Mataku mendelik. Tetap saja aku tidak bisa berkata apa-apa. Mendadak jantungku terasa seperti mau meloncat keluar.

"Oke, aku harus mulai menyanyi." Ivanov kembali tersenyum dan melambaikan tangannya padaku.

"Ivanov," tiba-tiba lidahku lancang, berkata tanpa kontrolku. Aku sendiri bingung kenapa aku memanggil Ivanov.

"Sergei." Ivanov mengangkat bahu.

"Ah, baiklah. Sergei, berikan penampilan terbaikmu," aku asal bicara.

"Setiap hari, ma'am." Sergei tersenyum optimis kemudian berbalik naik ke panggung. Ia duduk di depan mikrofon dan mulai mengeluarkan gitarnya.

Dara berdehem, membuatku berjengit kaget.

"Jadi?" Dara mendekatkan wajahnya padaku. "Dia?"

Aku membeku. "Aku hanya fansnya, Dara," aku menemukan jawabanku. "Kau tahu, kan. Bagiamana jika beliebers bertemu dengan Justin Bieber?"

"Oh, jadi semacam itu?" mata Dara membulat.

"Setidaknya aku tidak kelewat histeris."

"Kau berteriak di dalam hati."

Aku langsung tertawa mendengus. Seorang pelayan Roxy Café mengantarkan pesanan kami.

"Kau kenal dengan Sergei Ivanov?" Clark menatapku takjub sambil mulai menyuap sesendok omelet ke dalam mulutnya. "Aku lihat ia menyapamu tadi. Aku menjadi penggemar Ivanov sejak kemarin, jadi jelaskan padaku, Serina."

Sergei membuka live performance dengan menyapa para pengunjung Roxy Café dan melakukan sedikit obrolan ringan. Para murid menyambutnya dengan penuh antusias. Sepertinya Sergei sangat populer.

"Err…hanya kebetulan, Clark. Kami baru berkenalan tadi pagi di auditorium," jelasku pada Clark, mengingatkanku pada kebodohan-kebodohan yang kulakukan tadi pagi. Dan malam ini pun Sergei menangkap ketololanku lagi. Aku melengos mendadak.

"Oh, baiklah. Lain kali kau harus mengenalkanku padanya," ujar Clark dengan mulut penuh makanan.

"Oke."

Suara petikan gitar Sergei mulai terdengar. Aku, Dara, dan Clark langsung fokus ke panggung. Sergei memainkan gitar akustik, sepertinya ia akan melakukan solo. Petikan gitarnya membius seisi Roxy Café.
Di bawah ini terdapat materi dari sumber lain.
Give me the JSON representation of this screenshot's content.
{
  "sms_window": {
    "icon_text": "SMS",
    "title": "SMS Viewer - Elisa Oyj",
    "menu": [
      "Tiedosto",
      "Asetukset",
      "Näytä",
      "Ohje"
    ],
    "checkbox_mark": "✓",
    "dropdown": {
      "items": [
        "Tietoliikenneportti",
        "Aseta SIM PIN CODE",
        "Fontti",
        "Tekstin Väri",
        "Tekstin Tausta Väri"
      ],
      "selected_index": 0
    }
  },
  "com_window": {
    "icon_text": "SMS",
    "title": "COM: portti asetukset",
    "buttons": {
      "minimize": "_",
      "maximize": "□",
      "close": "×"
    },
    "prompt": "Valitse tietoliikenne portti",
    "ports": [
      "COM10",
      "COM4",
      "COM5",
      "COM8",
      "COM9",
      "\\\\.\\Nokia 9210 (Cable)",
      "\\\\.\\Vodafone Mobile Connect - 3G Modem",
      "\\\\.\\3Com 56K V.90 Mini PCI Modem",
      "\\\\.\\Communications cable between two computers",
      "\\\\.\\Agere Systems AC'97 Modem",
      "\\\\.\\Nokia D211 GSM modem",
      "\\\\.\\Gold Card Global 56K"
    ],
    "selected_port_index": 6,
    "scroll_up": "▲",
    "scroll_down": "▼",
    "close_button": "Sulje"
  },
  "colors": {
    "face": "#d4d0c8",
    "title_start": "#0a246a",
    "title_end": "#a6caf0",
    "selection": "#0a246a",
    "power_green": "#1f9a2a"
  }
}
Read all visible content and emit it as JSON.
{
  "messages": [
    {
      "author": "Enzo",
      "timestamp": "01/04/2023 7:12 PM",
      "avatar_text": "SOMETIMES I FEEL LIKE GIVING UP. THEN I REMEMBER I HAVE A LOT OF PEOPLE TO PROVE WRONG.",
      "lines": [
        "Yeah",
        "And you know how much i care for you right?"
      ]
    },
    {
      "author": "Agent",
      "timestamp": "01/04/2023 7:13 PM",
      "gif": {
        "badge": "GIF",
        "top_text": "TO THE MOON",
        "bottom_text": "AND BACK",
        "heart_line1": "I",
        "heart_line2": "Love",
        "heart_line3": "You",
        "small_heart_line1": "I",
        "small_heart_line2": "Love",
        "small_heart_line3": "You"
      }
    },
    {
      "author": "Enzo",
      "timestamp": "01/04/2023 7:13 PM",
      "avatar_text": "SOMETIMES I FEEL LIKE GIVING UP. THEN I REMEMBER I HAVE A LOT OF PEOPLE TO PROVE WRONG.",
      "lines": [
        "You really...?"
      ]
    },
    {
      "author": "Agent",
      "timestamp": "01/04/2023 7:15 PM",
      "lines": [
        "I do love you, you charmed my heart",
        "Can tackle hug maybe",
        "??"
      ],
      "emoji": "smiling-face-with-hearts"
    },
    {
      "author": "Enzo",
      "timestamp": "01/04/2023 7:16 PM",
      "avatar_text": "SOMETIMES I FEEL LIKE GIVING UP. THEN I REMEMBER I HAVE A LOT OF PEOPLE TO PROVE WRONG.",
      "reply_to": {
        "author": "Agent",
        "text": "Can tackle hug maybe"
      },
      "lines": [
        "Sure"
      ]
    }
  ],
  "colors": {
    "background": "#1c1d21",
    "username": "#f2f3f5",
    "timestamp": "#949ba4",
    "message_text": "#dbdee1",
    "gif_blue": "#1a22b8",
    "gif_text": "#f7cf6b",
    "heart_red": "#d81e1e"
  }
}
Sergei mulai menyuarakan nada intro, suaranya yang serak basah mengalun merdu. Aku tertegun menatapnya.

Aku terlalu terpesona pada penampilan Sergei. Suara gemuruh tepuk tangan dan siulan menyadarkanku, Sergei sudah menyelesaikan lagunya. Aku dan Clark refleks saling memandang, seakan-akan kami saling memahami sesama fans Sergei. Kami berdua langsung memberikan sorakan terbaik untuk Sergei dengan penuh semangat.

Begitu duduk aku agak kecewa mendapati dim sumku sudah agak dingin. Apa boleh buat, aku akan tetap memakannya. Kalau tidak aku akan kelaparan.
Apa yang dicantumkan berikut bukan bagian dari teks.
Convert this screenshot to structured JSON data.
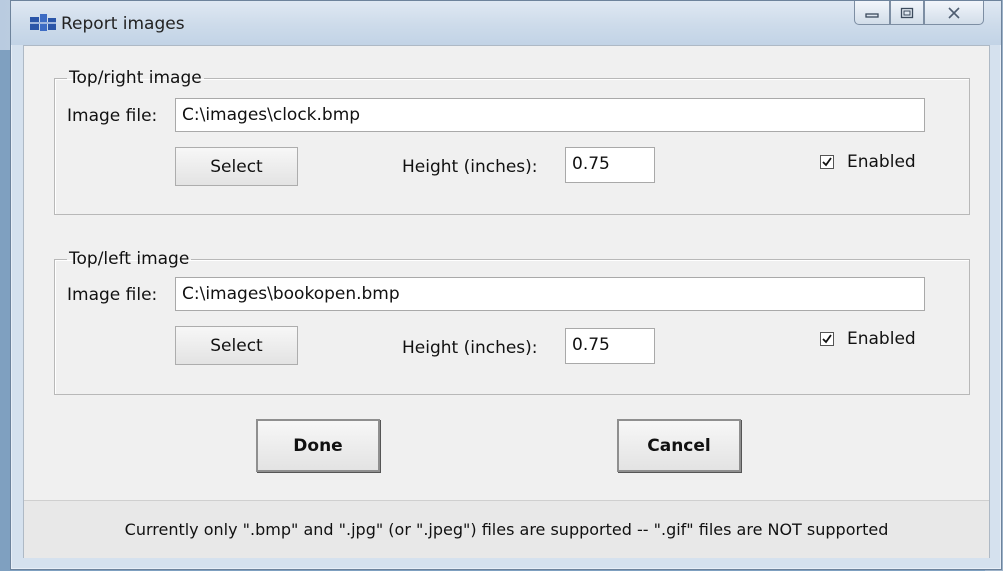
{
  "window": {
    "title": "Report images"
  },
  "top_right": {
    "legend": "Top/right image",
    "file_label": "Image file:",
    "file_value": "C:\\images\\clock.bmp",
    "select_label": "Select",
    "height_label": "Height (inches):",
    "height_value": "0.75",
    "enabled_label": "Enabled",
    "enabled_checked": true
  },
  "top_left": {
    "legend": "Top/left image",
    "file_label": "Image file:",
    "file_value": "C:\\images\\bookopen.bmp",
    "select_label": "Select",
    "height_label": "Height (inches):",
    "height_value": "0.75",
    "enabled_label": "Enabled",
    "enabled_checked": true
  },
  "actions": {
    "done_label": "Done",
    "cancel_label": "Cancel"
  },
  "status": {
    "text": "Currently only \".bmp\" and \".jpg\" (or \".jpeg\") files are supported -- \".gif\" files are NOT supported"
  },
  "colors": {
    "titlebar": "#cddbea",
    "client": "#f0f0f0",
    "status_bar": "#e8e8e8"
  },
  "icons": [
    "app-icon",
    "minimize-icon",
    "maximize-icon",
    "close-icon",
    "checkbox-checked-icon"
  ]
}
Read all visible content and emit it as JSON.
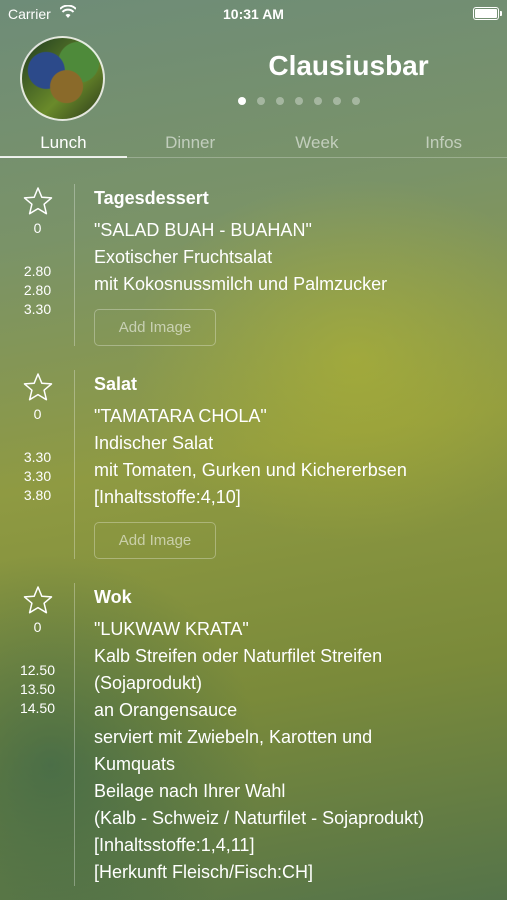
{
  "status_bar": {
    "carrier": "Carrier",
    "time": "10:31 AM"
  },
  "header": {
    "title": "Clausiusbar",
    "page_count": 7,
    "active_page": 0
  },
  "tabs": [
    {
      "label": "Lunch",
      "active": true
    },
    {
      "label": "Dinner",
      "active": false
    },
    {
      "label": "Week",
      "active": false
    },
    {
      "label": "Infos",
      "active": false
    }
  ],
  "menu": [
    {
      "category": "Tagesdessert",
      "rating": "0",
      "prices": [
        "2.80",
        "2.80",
        "3.30"
      ],
      "lines": [
        "\"SALAD BUAH - BUAHAN\"",
        "Exotischer Fruchtsalat",
        "mit Kokosnussmilch und Palmzucker"
      ],
      "add_image_label": "Add Image"
    },
    {
      "category": "Salat",
      "rating": "0",
      "prices": [
        "3.30",
        "3.30",
        "3.80"
      ],
      "lines": [
        "\"TAMATARA CHOLA\"",
        "Indischer Salat",
        "mit Tomaten, Gurken und Kichererbsen",
        "[Inhaltsstoffe:4,10]"
      ],
      "add_image_label": "Add Image"
    },
    {
      "category": "Wok",
      "rating": "0",
      "prices": [
        "12.50",
        "13.50",
        "14.50"
      ],
      "lines": [
        "\"LUKWAW KRATA\"",
        "Kalb Streifen oder Naturfilet Streifen",
        "(Sojaprodukt)",
        "an Orangensauce",
        "serviert mit Zwiebeln, Karotten und",
        "Kumquats",
        "Beilage nach Ihrer Wahl",
        "(Kalb - Schweiz / Naturfilet - Sojaprodukt)",
        "[Inhaltsstoffe:1,4,11]",
        "[Herkunft Fleisch/Fisch:CH]"
      ],
      "add_image_label": ""
    }
  ]
}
"Dia cukup bagus," Dara berkomentar kemudian menyedot orange juicenya.

Clark melotot. "Tidak cukup, Dara. Sangat."

"Oh, baiklah. Sangat bagus, tapi aku kurang menyukainya," Dara membela diri. Aku tertawa melihat perdebatan Dara dan Clark.

Sergei akan membawakan lagu kedua bersama grupnya. Ia menawarkan kepada para penonton untuk meminta sebuah lagu. Clark segera mengangkat tangannya secepat kilat, tetapi Sergei menunjuk dan mempersilahkan seseorang yang duduk di meja seberang kami. Aku heran siapa yang lebih cepat dari Clark? Kupikir Clark sudah menggunakan kecepatannya. Clark melolong kecewa, ia tidak mendapatkan kesempatan. Katanya, sesi permintaan lagu hanya ada sekali.

"Berharaplah Sergei akan menyanyikan lagumu tanpa kau minta," hiburku.

Clark cemberut. "Siapa cewek disana itu? Dia cepat sekali."

Aku menoleh ke arah yang dimaksud Clark dan hampir tersedak dim sum yang baru kulahap. Ternyata aku mengenalnya. Cewek Huddwake, si Martinez.

"Bukankah itu Huddwake?" Dara mengguncangkan lenganku. Huddwake duduk bersandar di kursi sebelah Martinez. "Siapa cewek itu?"

"Cewek Huddwake, Megan Martinez," aku memberi info.

Dara diam dan mengernyit mengamati Martinez, seperti seorang penilik. Aku tersenyum geli melihat Dara.